CapsNet has shown error reduction on the MNIST dataset, but results well below best in class on the CIFAR-10 dataset (an “easier” dataset than ImageNet, on which it has not yet been tested). Its major benefits are that it takes fewer image examples to learn, largely by making equivariant feature detection possible, which may make it more robust in practice. However, iterative dynamic routing is expensive, and CapsNet currently takes longer to train than equivalently performant CNNs. So far, it’s not clear if CapsNet is better than the network model it aims to replace, and which Hinton so clearly views as a dead end. Certainly, it’s not uniformly better across the board.
That said, I began this blog post highlighting how far GANs have come in the few years they’ve been in existence. By not using backpropagation, capsule networks are not just a different type of neural network but almost in an entirely different class unto themselves—which makes them both a fascinating entrypoint for research but perhaps also an oddity not necessarily deserving of research commitment on the same scale as proven networks now in their prime. If the model is promising and researchers pursue it with the urgency they have other NNs, it is possible we could see it develop over the next half-decade into something that is truly competitive with the CNN and prove out models of deep learning that mimic the brain, pointing us towards a more naturalistic and less data-intensive future for the pursuit of general AI.

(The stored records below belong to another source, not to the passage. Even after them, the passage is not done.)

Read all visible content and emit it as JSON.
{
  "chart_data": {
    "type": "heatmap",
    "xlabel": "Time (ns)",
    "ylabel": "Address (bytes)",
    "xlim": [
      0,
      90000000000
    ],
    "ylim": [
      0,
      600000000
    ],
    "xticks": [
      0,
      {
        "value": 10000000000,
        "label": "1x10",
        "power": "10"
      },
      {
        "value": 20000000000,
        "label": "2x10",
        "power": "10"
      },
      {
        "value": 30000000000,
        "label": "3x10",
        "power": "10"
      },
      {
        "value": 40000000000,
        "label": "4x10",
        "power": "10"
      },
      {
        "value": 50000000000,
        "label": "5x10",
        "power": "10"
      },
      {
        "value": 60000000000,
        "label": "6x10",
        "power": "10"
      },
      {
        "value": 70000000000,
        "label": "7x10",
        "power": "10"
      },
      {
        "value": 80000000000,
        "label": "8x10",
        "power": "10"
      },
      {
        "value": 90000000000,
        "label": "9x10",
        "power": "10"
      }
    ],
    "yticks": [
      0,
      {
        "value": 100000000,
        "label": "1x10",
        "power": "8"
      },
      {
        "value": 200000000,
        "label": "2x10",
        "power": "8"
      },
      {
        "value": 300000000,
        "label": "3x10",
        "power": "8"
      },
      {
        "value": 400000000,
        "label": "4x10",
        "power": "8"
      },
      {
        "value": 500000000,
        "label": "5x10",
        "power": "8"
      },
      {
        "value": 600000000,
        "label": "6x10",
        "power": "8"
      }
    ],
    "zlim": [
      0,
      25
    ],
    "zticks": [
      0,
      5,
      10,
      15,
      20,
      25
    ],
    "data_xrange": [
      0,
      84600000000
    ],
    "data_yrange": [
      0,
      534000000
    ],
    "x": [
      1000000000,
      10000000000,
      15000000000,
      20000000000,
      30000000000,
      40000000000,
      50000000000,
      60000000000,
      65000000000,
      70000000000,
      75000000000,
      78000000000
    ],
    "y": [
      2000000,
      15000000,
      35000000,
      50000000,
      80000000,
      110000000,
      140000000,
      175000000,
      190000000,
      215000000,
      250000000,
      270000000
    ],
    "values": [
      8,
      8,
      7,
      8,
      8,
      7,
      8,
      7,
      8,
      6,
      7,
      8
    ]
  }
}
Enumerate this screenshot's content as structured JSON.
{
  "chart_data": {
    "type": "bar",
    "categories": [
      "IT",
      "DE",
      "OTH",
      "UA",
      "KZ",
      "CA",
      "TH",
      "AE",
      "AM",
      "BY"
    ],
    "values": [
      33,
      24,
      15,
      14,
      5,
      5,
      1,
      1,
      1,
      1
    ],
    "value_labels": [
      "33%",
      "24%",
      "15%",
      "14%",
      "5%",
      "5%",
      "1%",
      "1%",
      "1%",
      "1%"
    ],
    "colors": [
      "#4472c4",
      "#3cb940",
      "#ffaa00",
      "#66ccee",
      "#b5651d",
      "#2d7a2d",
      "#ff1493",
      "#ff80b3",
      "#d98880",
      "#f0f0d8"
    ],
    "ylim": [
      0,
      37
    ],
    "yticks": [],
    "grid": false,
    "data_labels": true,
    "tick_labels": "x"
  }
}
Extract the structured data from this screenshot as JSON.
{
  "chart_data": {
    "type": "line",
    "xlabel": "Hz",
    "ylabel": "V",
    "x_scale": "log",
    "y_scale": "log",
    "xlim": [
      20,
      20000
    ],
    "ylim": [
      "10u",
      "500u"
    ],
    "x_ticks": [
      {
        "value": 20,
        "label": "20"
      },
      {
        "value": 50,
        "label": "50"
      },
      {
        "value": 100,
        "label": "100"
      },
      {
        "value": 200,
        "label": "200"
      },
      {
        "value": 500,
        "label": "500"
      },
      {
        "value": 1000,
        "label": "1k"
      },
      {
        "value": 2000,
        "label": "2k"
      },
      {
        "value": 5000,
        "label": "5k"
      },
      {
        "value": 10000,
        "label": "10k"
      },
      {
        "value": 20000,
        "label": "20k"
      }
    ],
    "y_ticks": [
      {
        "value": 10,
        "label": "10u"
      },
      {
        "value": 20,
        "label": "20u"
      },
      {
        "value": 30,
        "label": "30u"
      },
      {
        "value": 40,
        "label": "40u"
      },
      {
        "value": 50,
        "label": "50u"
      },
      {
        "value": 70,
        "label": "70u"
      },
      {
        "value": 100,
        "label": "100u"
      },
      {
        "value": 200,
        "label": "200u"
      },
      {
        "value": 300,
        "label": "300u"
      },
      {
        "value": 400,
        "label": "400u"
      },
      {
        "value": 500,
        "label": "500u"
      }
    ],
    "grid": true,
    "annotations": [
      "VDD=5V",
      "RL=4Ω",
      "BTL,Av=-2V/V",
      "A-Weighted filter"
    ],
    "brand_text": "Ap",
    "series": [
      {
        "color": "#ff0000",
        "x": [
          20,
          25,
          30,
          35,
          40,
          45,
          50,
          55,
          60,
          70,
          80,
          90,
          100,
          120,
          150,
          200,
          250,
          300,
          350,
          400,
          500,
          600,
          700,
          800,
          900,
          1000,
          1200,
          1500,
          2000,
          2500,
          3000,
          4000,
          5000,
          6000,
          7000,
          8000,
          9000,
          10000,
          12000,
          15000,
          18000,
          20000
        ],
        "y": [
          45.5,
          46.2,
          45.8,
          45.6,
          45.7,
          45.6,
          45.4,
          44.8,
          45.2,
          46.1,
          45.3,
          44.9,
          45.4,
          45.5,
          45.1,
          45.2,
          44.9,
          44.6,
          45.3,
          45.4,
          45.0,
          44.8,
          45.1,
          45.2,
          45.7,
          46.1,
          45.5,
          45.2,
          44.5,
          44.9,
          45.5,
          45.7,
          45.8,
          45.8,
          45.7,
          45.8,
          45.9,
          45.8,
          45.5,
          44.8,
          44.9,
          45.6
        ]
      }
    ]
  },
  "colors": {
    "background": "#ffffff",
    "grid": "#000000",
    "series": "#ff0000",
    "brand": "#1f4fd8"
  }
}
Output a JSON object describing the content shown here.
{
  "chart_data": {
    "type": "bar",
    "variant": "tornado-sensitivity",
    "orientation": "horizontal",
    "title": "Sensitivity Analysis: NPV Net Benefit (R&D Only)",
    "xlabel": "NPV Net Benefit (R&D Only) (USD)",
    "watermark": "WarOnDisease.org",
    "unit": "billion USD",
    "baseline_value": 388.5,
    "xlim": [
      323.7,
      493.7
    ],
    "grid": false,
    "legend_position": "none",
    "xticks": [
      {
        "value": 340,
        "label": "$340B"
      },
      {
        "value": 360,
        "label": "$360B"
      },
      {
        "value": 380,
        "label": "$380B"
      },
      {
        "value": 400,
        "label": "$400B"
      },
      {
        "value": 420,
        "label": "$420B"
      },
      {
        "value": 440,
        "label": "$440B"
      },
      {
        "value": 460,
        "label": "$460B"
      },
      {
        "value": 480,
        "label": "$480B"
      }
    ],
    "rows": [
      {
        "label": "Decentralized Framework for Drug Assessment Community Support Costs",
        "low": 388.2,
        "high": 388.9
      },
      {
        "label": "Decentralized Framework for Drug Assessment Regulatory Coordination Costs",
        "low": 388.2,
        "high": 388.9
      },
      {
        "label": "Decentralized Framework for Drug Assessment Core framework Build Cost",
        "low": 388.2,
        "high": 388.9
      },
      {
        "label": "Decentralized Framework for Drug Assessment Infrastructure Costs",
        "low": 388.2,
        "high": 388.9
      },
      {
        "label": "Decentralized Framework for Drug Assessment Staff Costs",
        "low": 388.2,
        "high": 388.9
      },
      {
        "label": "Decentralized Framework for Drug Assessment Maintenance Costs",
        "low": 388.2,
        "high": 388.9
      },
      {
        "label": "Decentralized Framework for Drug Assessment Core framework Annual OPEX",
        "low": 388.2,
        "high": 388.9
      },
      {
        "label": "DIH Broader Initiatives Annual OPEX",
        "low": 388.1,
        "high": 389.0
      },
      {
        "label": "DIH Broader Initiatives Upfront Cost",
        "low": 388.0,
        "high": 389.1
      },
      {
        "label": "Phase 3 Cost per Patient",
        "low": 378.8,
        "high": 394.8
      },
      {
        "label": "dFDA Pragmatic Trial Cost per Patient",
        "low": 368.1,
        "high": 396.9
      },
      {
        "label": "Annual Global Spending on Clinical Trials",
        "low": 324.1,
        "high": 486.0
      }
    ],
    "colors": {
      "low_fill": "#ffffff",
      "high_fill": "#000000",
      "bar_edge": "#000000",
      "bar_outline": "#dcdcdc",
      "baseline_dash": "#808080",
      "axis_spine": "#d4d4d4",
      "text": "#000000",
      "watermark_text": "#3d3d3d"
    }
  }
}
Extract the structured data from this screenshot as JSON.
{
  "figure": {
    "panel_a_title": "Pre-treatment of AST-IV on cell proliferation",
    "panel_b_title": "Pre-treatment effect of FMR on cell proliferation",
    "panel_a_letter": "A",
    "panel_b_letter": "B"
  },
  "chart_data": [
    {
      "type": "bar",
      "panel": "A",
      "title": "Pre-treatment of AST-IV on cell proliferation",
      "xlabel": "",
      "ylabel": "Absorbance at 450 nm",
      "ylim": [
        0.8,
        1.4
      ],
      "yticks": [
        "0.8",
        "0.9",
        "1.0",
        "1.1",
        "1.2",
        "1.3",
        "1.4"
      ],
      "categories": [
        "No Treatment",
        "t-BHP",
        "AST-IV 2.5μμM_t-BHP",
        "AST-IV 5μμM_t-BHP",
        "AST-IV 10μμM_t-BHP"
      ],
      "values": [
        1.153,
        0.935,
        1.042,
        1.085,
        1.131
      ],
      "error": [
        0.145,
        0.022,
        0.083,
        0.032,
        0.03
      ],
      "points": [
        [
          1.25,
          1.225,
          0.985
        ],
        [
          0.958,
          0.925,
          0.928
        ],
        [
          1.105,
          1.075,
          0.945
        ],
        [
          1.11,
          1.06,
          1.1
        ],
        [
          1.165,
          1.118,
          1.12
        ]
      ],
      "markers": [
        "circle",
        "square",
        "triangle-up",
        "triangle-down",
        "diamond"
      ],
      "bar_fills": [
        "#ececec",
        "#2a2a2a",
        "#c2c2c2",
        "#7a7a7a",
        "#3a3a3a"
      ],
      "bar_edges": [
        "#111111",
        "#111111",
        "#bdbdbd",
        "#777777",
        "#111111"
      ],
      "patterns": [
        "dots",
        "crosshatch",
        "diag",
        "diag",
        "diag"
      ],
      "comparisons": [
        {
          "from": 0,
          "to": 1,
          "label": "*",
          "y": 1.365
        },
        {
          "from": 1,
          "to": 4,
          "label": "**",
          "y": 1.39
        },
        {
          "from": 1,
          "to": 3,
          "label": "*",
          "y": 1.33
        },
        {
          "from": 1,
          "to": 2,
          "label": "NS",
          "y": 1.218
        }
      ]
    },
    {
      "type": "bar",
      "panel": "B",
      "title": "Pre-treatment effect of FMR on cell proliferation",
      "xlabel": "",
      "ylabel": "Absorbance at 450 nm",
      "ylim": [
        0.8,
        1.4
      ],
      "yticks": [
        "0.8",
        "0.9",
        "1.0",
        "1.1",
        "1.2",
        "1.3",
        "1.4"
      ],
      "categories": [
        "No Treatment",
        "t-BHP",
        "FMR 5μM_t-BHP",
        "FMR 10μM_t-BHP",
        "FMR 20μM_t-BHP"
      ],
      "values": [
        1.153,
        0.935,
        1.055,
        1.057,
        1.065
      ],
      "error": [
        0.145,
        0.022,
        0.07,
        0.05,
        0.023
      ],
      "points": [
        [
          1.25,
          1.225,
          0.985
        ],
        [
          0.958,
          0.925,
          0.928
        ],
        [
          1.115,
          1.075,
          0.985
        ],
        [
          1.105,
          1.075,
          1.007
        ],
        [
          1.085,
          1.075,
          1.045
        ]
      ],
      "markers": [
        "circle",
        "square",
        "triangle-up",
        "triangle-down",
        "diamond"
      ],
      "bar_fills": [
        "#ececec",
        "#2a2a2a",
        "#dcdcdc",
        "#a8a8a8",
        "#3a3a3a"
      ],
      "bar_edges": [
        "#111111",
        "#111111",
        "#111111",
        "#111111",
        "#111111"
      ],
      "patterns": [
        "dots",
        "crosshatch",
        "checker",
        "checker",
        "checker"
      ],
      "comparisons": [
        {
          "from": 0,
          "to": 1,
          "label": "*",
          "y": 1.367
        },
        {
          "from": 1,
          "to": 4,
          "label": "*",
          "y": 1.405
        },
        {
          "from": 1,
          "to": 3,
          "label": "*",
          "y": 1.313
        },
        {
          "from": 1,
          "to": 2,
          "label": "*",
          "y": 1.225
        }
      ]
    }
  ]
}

 For instance, several thousand examples of “spoon” and a transfer-learning schema may be necessary to identify spoon/not spoon with human confidence, as opposed to tens of examples for a child to start to grasp what a spoon looks like, or at least the notion that it differs from a fork because of its shape. However, the brain is a complex and ever mysterious evolved organ that has cognitive apparatuses built up over many millions of years of evolution—it is sensible to assume the total amount of information processed throughout the development of sentient/perceptive life on Earth in order to evolve such finely calibrated, quickly learning intelligences is likewise mammoth.